Closed donaldRwilliams closed 5 years ago

donaldRwilliams commented 7 years ago

Hi: I am thinking of using this package for some intensive Bayesian simulations, since it appears I can "loop" through row of condition very nicely. However, I would like to have a progress bar.

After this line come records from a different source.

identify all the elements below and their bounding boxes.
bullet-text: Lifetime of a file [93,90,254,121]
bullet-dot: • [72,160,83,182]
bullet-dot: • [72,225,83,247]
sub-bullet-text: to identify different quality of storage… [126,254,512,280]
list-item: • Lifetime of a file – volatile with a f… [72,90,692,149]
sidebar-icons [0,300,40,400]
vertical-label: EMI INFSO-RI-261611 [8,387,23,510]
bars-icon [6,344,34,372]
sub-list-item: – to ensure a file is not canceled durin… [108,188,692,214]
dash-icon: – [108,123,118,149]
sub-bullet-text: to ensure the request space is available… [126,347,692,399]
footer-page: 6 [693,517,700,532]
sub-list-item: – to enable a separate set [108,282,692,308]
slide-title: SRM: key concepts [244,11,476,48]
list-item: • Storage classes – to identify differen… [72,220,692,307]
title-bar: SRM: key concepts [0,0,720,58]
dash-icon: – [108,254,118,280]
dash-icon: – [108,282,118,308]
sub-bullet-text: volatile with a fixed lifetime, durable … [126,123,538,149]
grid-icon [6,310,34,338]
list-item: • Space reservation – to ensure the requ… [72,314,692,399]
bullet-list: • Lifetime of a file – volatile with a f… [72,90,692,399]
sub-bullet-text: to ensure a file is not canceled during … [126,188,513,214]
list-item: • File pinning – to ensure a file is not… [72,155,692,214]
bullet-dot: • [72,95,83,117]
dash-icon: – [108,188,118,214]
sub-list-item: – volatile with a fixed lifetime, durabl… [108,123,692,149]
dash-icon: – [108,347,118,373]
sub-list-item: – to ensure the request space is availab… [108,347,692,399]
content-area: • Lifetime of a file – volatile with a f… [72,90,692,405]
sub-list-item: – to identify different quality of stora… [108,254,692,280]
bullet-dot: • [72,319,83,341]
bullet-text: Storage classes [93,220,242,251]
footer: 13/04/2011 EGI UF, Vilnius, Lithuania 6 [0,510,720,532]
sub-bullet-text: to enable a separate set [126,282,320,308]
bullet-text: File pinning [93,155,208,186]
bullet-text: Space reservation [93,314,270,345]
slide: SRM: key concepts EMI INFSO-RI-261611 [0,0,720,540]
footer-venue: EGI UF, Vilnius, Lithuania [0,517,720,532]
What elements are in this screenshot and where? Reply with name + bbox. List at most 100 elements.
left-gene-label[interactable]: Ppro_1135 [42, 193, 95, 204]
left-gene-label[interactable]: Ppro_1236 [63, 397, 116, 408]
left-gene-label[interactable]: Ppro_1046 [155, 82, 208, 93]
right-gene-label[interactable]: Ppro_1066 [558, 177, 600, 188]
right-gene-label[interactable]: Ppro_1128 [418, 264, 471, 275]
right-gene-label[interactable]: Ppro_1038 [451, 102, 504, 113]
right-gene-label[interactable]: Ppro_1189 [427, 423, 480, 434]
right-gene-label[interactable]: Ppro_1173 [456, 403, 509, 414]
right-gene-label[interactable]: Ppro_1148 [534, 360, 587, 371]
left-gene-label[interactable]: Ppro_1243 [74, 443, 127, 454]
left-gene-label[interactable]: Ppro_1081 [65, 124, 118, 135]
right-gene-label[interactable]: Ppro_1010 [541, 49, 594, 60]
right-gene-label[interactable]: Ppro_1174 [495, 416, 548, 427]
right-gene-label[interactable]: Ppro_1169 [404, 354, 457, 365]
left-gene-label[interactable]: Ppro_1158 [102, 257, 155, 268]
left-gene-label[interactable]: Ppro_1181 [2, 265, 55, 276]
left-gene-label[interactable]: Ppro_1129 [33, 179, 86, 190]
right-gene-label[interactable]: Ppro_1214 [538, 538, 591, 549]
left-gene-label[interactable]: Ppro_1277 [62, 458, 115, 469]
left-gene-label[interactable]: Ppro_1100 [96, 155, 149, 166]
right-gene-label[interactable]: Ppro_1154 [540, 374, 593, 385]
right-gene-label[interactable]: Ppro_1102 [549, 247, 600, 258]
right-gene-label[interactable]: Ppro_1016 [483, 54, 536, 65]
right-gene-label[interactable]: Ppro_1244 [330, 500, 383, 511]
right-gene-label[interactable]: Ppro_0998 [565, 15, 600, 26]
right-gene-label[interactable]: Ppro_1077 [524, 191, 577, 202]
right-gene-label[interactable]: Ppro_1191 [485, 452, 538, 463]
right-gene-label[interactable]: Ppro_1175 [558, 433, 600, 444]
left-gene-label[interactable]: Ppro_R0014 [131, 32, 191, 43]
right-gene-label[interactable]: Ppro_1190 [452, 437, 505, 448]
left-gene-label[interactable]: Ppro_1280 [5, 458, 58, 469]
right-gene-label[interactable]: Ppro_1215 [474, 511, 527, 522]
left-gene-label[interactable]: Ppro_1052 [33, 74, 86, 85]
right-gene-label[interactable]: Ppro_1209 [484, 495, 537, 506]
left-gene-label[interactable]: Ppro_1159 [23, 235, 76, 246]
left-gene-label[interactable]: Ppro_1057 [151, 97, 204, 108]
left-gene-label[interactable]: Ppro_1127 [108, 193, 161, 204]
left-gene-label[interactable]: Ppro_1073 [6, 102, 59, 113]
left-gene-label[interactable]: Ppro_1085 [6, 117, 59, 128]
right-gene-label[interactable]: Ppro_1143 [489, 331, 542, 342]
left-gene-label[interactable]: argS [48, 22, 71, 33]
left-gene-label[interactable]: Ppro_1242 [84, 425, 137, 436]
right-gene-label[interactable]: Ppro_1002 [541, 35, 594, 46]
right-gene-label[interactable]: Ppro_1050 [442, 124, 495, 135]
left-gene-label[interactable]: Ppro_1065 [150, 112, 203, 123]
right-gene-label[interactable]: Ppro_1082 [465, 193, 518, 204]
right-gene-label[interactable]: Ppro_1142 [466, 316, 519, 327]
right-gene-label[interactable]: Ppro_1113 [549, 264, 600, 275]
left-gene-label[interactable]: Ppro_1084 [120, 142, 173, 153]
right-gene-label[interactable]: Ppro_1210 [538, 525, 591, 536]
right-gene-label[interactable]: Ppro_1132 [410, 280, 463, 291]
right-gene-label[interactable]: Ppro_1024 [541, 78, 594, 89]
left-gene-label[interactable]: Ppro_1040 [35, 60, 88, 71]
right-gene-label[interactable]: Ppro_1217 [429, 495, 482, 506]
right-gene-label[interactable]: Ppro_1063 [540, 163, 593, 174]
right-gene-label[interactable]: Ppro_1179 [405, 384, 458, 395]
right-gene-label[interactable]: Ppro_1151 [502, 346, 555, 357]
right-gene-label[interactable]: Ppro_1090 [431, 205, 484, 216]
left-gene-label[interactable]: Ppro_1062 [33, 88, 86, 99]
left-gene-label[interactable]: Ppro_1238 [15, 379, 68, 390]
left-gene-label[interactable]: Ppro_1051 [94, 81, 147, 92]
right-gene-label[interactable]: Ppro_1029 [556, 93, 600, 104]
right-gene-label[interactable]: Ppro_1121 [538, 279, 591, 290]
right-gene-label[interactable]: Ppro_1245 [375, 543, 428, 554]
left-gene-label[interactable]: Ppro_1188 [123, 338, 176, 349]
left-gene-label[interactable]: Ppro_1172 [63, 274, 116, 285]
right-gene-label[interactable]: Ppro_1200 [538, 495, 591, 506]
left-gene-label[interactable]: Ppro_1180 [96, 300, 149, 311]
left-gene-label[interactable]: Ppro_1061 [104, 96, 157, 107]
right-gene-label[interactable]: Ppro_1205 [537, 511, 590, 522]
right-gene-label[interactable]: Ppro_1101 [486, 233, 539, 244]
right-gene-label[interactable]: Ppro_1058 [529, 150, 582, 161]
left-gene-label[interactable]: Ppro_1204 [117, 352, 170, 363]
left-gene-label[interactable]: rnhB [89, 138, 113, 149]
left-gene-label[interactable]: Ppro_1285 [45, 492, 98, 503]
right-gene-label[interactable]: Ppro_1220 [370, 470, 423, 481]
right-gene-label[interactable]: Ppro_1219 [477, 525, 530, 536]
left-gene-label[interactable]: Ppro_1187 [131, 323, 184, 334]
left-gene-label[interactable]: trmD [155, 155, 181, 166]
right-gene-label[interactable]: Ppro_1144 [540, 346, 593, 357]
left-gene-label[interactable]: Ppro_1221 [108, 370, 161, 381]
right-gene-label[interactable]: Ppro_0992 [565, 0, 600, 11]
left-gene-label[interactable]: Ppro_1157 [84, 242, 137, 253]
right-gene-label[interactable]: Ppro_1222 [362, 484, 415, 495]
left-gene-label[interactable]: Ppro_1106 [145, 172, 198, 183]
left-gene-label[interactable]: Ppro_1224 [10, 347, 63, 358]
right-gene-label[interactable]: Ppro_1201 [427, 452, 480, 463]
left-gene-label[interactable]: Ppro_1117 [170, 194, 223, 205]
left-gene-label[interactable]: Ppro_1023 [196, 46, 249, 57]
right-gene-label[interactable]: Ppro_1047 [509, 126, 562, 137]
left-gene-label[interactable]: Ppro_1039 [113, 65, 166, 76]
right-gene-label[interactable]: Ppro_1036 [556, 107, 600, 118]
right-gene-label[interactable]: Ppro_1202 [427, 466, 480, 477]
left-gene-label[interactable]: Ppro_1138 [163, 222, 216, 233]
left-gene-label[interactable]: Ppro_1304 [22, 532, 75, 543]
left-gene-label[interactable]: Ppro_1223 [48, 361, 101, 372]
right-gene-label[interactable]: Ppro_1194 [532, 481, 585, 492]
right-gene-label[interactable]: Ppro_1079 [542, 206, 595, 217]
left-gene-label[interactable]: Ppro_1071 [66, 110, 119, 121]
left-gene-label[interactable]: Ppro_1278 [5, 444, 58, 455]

Is this possible ? Here is a basic t-test sim that gives an idea of what I am thinking of using this package for (but for far more complex models).

I am also wondering how random number streams would be handled here, and how to set a cluster rng stream.

library(multidplyr)

conditions to simulate

n1 <- c(10, 20, 30) dat <- data.frame(n1, n2 = rev(n1), sd = c(20, 10, 5)) d <- expand.grid(dat)

define function to be applied to each row nsims times (could be anything: mse, etc)

func <- function(nsims, x1, x2, sd){ replicate(nsims, t.test(rnorm(x1, 0, sd), rnorm(x2, 0, 1), var.equal = TRUE)$p.value) }

create cluster

cluster <- create_cluster(16)

register function to cluster

cluster_assign_value(cluster, 'func', func)

results <- d %>% partition(n1, n2, sd,cluster = cluster) %>% do(t1 = mean(func(5000, x1 = .$n1, x2 = .$n2, sd = .$sd) < 0.05)) %>% collect()

unlist into data frame

results$t1 <- unlist(results$t1)

hadley commented 5 years ago

There's no way to have a progress bar, sorry.